Titolo: Villain
Titolo originale: 悪人
Registra: Lee Sang-il
Durata: 139 minuti
Akunin è un giallo drammatico del 2010 diretto dal regista coreano, naturalizzato giapponese, Lee Sang-il.
Il protagonista è il giovane Yūichi che, abbandonato dalla madre in tenera età, ora si prende cura dei nonni, che lo hanno cresciuto come se fosse suo figlio, in un decadente villaggio di pescatori di Nagasaki.
Yūichi si sente solo e, in cerca di compagnia, un giorno conosce su un sito di incontri Yoshino, una giovane impiegata di un’agenzia assicurativa di Fukuoka. La donna capisce di poter approfittare di lui chiedendo di essere pagata per i loro incontri ed è in realtà interessata a Keigo, un ricco universitario della città, altezzoso e arrogante.
Una sera Yoshino, infatti, nonostante si fosse organizzata per incontrare il primo, che aveva guidato per ore solo per passare del tempo con lei, sale in macchina con il secondo che, in realtà, non è per niente interessato a una relazione seria con lei.
La mattina dopo viene però ritrovato il cadavere della giovane vicino a una sperduta strada di montagna: ha così inizio l’investigazione.
La pellicola è liberamente ispirata dal romanzo noir dello scrittore Yoshida Shūichi L’uomo che voleva uccidermi (la cui recensione potete trovare sul nostro sito cliccando qui), e come il libro, rappresenta la solitudine, il disperato bisogno di essere amati, il dolore, la paura di perdere l’amore ma soprattutto la fragilità delle categorie di ‘buono’ e ‘cattivo’.
Visto il titolo, il lettore è spinto subito alla ricerca di un crudele antagonista ma, col procedere del film e l’entrata in scena dei vari personaggi, quest’indagine si complica ed è essa stessa a problematizzare il classico binario buono-cattivo, bianco-nero.
Akunin, però, non è una celebrazione e idealizzazione dell’atto dell’omicidio con la tipica trama ‘anche gli assassini hanno sentimenti’; quest’idea è smontata in maniera eloquente lungo tutto il film il cui intento, in realtà, è quello ritrarre la bellezza dell’amore e la tristezza della sua mancanza.
Questi sentimenti si fanno strada nelle varie scene sulle commoventi note della colonna sonora composta dal pluripremiato Hisaishi Jō, già compositore per Kitano Takeshi e Studio Ghibli.
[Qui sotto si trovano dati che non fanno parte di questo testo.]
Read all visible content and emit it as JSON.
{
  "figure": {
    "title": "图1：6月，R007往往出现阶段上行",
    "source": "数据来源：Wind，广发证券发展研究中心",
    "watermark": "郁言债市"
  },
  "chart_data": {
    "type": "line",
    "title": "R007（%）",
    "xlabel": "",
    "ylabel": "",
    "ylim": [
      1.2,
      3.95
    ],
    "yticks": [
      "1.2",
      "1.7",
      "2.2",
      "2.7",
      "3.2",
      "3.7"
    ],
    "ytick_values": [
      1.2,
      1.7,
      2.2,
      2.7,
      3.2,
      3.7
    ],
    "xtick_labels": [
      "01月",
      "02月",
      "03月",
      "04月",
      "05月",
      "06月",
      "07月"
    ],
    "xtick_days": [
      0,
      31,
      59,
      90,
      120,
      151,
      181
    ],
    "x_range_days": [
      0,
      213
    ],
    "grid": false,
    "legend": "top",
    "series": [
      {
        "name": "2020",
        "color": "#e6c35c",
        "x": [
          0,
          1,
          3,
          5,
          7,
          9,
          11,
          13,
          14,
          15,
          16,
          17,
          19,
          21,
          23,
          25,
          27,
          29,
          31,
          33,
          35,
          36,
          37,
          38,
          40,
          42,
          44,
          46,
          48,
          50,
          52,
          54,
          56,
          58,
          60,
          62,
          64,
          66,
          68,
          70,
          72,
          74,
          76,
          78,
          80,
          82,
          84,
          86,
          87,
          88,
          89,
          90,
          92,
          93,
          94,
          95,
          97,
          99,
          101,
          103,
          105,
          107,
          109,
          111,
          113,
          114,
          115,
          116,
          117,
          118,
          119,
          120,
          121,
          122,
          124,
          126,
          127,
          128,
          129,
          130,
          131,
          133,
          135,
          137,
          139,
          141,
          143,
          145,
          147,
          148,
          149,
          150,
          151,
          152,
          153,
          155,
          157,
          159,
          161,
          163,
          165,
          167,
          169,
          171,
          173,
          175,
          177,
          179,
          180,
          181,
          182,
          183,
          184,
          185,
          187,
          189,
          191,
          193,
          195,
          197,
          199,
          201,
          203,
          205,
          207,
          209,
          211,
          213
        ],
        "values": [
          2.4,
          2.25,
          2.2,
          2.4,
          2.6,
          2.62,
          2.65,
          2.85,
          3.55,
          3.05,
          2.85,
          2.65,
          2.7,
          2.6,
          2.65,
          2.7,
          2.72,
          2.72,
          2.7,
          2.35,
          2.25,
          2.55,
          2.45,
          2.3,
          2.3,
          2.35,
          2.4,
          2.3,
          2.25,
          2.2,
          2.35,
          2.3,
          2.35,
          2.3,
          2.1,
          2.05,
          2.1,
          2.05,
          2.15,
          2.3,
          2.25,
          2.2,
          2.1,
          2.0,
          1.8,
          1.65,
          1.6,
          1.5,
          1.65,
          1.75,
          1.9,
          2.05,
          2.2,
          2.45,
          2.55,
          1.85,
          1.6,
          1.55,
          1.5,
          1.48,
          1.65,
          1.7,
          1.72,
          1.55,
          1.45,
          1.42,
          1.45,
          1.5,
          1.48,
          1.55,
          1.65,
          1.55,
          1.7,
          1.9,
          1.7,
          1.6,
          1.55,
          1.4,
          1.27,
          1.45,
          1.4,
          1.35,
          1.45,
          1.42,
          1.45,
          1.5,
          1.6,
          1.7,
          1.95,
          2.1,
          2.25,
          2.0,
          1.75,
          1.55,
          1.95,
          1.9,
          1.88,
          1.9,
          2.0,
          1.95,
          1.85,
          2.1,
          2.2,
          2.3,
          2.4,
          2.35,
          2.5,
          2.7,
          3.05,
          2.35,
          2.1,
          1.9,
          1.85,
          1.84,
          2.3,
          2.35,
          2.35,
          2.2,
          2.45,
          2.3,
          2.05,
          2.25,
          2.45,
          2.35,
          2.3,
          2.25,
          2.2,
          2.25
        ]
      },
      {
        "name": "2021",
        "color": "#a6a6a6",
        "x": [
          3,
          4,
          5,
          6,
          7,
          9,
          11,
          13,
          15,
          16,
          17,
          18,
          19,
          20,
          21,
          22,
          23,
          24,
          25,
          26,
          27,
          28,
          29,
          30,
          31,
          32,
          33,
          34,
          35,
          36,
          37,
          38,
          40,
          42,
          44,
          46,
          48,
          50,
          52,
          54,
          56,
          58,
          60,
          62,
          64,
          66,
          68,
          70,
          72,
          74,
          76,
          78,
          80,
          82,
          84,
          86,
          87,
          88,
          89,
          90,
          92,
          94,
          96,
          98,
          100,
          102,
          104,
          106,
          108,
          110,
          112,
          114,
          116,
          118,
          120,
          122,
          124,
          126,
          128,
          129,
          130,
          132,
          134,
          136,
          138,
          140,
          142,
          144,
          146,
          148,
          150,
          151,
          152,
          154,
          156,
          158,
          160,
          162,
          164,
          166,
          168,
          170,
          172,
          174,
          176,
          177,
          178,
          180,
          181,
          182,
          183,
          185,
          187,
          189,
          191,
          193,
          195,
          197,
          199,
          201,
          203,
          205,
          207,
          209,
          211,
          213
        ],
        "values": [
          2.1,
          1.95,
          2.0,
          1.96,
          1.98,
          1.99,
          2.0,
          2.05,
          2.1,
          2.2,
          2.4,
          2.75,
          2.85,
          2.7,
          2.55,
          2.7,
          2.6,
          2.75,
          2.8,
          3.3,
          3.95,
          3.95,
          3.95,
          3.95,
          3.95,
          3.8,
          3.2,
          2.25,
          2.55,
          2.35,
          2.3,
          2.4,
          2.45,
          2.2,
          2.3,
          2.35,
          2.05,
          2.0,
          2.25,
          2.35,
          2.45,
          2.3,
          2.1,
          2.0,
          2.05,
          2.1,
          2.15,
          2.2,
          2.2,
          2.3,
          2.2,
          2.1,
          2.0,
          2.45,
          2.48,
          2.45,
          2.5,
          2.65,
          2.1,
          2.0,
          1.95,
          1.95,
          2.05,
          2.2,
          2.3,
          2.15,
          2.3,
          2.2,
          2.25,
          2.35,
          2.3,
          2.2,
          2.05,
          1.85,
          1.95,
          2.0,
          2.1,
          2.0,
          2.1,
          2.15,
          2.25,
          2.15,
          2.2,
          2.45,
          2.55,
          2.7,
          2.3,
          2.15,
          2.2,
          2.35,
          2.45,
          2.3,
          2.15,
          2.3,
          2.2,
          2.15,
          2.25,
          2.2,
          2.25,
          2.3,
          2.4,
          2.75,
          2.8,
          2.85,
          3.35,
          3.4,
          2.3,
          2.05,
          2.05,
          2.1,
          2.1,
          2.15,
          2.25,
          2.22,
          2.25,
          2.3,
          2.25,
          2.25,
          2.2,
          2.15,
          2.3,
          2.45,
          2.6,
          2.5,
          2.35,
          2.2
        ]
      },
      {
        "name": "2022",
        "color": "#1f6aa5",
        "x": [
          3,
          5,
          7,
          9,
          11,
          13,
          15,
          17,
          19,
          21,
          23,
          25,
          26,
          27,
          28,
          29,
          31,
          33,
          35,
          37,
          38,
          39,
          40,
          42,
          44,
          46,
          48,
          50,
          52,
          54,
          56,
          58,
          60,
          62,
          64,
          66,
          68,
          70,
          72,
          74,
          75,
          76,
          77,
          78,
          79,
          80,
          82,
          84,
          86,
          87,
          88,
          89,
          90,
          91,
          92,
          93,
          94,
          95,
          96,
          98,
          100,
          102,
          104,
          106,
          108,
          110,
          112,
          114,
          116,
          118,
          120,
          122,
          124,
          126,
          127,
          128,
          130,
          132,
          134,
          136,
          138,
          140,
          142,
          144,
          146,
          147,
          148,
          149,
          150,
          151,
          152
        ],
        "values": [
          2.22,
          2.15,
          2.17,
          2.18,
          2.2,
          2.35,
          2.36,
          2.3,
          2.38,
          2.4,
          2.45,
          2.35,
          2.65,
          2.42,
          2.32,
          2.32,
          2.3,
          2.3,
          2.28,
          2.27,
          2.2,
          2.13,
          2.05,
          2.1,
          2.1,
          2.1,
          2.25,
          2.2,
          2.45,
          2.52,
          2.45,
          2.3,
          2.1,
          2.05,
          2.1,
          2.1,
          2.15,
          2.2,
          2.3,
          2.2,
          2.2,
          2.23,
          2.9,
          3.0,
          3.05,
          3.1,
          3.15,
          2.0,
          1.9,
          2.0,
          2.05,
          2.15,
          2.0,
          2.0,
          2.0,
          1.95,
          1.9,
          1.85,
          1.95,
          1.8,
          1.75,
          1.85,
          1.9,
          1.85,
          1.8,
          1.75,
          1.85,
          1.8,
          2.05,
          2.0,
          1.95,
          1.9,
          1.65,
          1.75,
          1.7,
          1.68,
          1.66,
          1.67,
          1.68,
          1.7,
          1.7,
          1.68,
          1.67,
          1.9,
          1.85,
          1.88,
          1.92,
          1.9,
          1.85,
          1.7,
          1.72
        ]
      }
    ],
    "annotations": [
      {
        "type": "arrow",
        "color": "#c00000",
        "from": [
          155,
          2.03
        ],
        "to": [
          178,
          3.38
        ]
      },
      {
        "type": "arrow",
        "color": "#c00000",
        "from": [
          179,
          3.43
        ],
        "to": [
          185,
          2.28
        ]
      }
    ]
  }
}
Hisaishi è capace di rendere la drammaticità della vicenda col delicato ma incalzante motivo presente nel brano principale Shinkō ma che accomuna anche gli altri brani della colonna sonora.
È con la scoperta del colpevole che inizia la seconda parte del film e tutte le certezze e le impressioni apparentemente nette sviluppate dallo spettatore mutano in una confusione emotiva: i ‘bravi ragazzi’ diventano pian piano ‘neri’ mentre quelli ‘cattivi’ acquistano la fiducia e la stima del pubblico. Lee sfuma efficacemente i confini fra buono e cattivo e mostra come il comportamento criminale non è necessariamente un risultato logico della cattiveria di un individuo e, allo stesso tempo, che la mancanza di atteggiamenti criminali non rende per forza una persona ‘buona’. Il film, così, si avvicina lentamente al genere dell’hard-boiled: la responsabilità del gesto criminale non è più riconducibile solo al colpevole ma soprattutto alle strutture sociali che esasperano l’individuo e lo portano a compiere le azioni più drammatiche.